5. Sampel dengan label nama pasien, rumah sakit atau darah nomor bank,
tanggal, dan inisial phlebotomist itu.
6. Tunjukkan pada laboratorium slip jumlah dan jenis komponen darah yang
diperlukan.
7. Kirim sampel ke laboratorium segera.
27
8. Jika lebih dari 72 jam berlalu sejak transfusi sebelumnya, darah donor
sebelumnya crossmatched harus recrossmatched dengan sampel serum
penerima baru untuk mendeteksi ketidaksesuaian yang baru diperoleh
sebelum transfusi.
9. Jika pasien dijadwalkan untuk operasi dan telah menerima darah selama 3
bulan terakhir, darahnya perlu crossmatched lagi jika operasi nya
dijadwal ulang untuk mendeteksi ketidaksesuaian baru saja diakuisisi.
28
BAB III
PENUTUP
A. Kesimpulan
Crossmatch merupakan sebuah pemeriksaan darah yang dilakukan untuk
menetapkan kompatibilitas dari donor dan penerima darah.

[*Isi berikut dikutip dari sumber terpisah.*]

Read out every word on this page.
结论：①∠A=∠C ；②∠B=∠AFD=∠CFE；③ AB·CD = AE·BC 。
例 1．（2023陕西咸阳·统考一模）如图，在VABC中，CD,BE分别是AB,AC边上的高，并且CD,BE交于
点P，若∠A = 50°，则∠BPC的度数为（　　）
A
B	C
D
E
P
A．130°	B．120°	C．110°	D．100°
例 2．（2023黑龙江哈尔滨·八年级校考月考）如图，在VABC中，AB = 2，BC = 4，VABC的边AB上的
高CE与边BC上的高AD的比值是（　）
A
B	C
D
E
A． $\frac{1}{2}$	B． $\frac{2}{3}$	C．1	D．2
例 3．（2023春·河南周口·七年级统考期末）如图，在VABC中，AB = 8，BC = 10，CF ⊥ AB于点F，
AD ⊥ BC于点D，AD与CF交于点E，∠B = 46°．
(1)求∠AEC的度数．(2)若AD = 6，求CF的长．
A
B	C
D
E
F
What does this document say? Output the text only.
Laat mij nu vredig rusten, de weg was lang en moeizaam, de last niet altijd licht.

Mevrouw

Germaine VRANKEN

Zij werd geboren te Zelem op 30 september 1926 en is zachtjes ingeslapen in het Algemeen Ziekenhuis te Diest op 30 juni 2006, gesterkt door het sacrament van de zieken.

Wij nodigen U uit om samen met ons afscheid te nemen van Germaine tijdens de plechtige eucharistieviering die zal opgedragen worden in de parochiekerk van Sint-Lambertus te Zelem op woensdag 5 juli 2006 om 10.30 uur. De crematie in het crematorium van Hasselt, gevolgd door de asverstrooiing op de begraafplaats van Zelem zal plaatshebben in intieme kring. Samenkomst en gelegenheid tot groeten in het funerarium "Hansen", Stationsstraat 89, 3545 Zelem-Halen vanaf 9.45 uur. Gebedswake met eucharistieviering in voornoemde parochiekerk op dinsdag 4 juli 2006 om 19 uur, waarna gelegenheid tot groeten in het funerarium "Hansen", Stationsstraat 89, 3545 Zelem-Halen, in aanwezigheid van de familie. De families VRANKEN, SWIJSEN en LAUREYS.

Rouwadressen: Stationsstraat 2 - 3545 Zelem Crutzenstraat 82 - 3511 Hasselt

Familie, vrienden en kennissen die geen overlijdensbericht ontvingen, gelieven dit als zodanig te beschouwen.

Pemeriksaan ini merupakan uji deteksi antibodi terbaik yang tersedia
untuk menghindari reaksi transfusi mematikan sehingga dilakukan sebelum
melakukan transfusi darah dan apabila terjadi reaksi transfusi darah.
Terdapat dua cara pemeriksaan, yang pertama adalah dengan
mencampur eritrosit pendonor (aglutinogen donor) dengan serum resipien
(aglutinin resipien), atau biasa disebut dengan crossmatch mayor. Sedangkan
yang kedua dengan mencampur eritrosit resipien (aglutinogen resipien)
dengan serum donor (aglutinin donor), atau biasa disebut dengan crossmatch
minor.
Untuk fase dalam cross matching terdiri atas : Test fase I Cross Match
yaitu fase suhu kamar, Tes fase II Cross Match yaitu fase inkubasi 37o C, Tes
fase III Cross Match yaitu fase anti globulin.
Transfusi darah masif jarang dilakukan, lebih-lebih sebab permintaan
darah hampir selalu tersendat-sendat. Kalau terjadi perdarahan banyak dan
persediaan darah kurang, yang diberikan ialah cairan pengganti darah.
Kadang-kadang transfusi darah masif dapat dilakukan sebab
persediaan darah cukup dan kadang-kadang donor juga cukup banyak.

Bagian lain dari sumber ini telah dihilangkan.